Zarnik, Boris

Boris Zarnik an Ernst Haeckel, Würzburg, 24. Februar 1909

Würzburg, 24/2. 09.

Euer Exzellenz, hochgeehrter Herr Geheimrat!

Verzeihen mir, bitte, Euer Exzellenz, wenn ich mir erlaube Sie mit diesen Zeilen zu belästigen. Ich hätte eine grosse Bitte an euer Exzellenz, ich möchte allerdings darum ersuchen, meine Bitte nur zu berücksichtigen, wenn Ihnen kein Zeitverlust und keine Unannehmlichkeit daraus erwächst.

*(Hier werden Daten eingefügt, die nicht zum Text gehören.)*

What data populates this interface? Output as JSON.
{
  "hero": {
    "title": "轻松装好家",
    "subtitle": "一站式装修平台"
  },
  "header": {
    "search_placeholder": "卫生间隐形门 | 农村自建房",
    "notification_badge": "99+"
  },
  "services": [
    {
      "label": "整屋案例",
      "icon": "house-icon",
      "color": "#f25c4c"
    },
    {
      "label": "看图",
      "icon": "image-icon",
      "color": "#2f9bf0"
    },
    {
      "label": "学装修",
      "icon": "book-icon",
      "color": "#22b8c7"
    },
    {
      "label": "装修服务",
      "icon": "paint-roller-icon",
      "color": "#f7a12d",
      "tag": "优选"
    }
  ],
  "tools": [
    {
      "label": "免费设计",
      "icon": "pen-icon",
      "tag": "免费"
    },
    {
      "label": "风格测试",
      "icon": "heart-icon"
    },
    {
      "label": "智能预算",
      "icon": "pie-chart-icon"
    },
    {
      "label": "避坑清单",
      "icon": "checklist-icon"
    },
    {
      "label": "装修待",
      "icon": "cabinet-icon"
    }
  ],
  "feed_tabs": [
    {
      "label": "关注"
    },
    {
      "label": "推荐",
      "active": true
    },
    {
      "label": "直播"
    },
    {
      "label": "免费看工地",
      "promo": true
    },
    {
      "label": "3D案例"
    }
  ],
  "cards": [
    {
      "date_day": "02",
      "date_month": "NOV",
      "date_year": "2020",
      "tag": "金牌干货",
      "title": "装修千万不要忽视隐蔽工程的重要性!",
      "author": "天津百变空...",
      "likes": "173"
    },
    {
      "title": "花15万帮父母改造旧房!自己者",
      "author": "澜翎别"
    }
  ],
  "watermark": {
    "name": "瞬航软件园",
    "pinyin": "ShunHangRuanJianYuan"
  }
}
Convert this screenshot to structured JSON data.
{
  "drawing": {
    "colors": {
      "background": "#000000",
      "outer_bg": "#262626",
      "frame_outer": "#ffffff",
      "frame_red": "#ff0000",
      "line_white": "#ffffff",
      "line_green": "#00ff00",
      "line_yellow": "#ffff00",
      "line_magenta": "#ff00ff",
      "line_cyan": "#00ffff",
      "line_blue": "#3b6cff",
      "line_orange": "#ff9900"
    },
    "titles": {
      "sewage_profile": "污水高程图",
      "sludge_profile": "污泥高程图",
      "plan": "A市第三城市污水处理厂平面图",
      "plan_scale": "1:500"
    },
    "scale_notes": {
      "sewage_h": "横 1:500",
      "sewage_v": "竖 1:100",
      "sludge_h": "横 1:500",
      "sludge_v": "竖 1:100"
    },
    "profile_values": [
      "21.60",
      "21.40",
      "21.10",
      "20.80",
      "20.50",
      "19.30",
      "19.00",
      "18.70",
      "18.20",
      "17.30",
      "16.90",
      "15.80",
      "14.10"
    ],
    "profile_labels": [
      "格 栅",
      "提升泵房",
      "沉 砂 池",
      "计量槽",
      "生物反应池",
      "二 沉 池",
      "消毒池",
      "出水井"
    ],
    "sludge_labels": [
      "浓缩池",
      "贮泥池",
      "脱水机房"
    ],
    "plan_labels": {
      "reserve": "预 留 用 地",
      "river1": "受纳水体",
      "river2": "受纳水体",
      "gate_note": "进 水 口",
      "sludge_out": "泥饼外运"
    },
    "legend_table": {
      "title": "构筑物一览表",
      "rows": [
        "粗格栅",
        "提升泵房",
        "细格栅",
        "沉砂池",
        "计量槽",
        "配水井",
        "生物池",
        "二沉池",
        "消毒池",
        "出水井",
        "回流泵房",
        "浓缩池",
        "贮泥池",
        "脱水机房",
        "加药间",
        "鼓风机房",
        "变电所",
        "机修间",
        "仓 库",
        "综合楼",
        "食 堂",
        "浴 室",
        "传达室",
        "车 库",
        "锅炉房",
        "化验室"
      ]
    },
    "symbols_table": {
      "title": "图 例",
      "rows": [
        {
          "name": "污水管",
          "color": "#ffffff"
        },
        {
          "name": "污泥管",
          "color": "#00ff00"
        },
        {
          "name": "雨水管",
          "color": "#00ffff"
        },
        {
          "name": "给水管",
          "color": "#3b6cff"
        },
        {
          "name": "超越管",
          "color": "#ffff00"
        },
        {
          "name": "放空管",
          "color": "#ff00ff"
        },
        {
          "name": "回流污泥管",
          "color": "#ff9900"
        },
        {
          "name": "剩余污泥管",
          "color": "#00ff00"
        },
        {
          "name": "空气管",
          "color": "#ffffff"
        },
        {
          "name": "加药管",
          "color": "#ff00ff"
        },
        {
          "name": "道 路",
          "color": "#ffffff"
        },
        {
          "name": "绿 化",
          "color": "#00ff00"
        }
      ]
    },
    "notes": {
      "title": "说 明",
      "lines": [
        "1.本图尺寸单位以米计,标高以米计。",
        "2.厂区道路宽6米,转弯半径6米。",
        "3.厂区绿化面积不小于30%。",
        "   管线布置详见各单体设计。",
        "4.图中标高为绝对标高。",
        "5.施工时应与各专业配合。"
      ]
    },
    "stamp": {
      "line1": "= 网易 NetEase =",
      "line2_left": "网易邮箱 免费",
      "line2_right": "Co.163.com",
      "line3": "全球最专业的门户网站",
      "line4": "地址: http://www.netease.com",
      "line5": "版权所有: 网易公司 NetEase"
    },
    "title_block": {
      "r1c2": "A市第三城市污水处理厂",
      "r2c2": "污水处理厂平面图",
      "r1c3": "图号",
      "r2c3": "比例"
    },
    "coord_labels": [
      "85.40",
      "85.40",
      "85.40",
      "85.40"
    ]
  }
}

Euer Exzellenz kennen mich ja als einen Ihrer Schüler, die stets begeistert zu der Fahne des Monismus gehalten haben. Ich suchte auch in meinem Vaterlande, in Krain, für den Monismus stets Propaganda zu machen und schon seit 5 Jahren schreibe ich für das grösste freisinnige Blatt in Krain, für den „Slovenski Narod“ (in slowenischer Sprache erscheinend) Aufsätze, worin ich auf das entschiedenste für die moderne monistische Weltanschauung auftrete. Allerdings war der Erfolg bis jetzt gering, weil das Land noch sehr im Banne des Ultramontanismus steht. Anlässlich des 100ten Geburtstages Darwins sandte ich dem Blatte „Slovenski Narod“ einen längeren Artikel über Darwin und seine enormen Verdienste für die Wissenschaft. Anstatt dieses meines Artikels erschein jedoch am 12. Febr. in dieser Zeitung ein anderer, äusserst schäbiger und minderwertiger Aufsatz. Worin Sätze vorkommen wie: „Dem Darwinis-||mus können wir heutzutage nicht im vollen Masse beipflichten“ „Darwin war nach der gegenwärtigen Anschauung eigentlich kein Gelehrter“ und ähnlicher Blödsinn. Vom Redacteur erhielt ich einen Brief, mein Artikel sei leider zu spät eingetroffen, man könne ihn jetzt leider nicht veröffentlichen, da bereits ein anderer Artikel über Darwin im Blatte erschienen sei. Ich geriet darob in grossen Zorn, besonders entrüstete mich begreiflicherweise jener schäbige Artikel, worin Darwin als ein Naturforscher zweiter Güte dargestellt wird. Es erscheint nun in Laibach noch ein grosses Konversations Blatt „Slovence“ betitelt, dessen Redacteur trotz verschiedener politischer Anschauung mit mir persönlich sehr befreundet ist und der mich schon oft gebeten hatte, ich möge auch ‘mal was wissenschaftliches für sein Blatt schreiben. Ich hielt es für meine Pflicht jenen Behauptungen über Darwin entgegenzutreten und, da das liberale Blatt meinen Artikel nicht veröffentlichen wollte, blieb mir nichts anderes übrig als mich an die konservative Zeitung zu wenden. Ferner hatte ich schon lange die Absicht, die Gelegenheit, dass mein Freund dort Redakteur ist, auszunützen und die conservativen Kreise für die moderne Weltanschauung zu gewinnen suchen.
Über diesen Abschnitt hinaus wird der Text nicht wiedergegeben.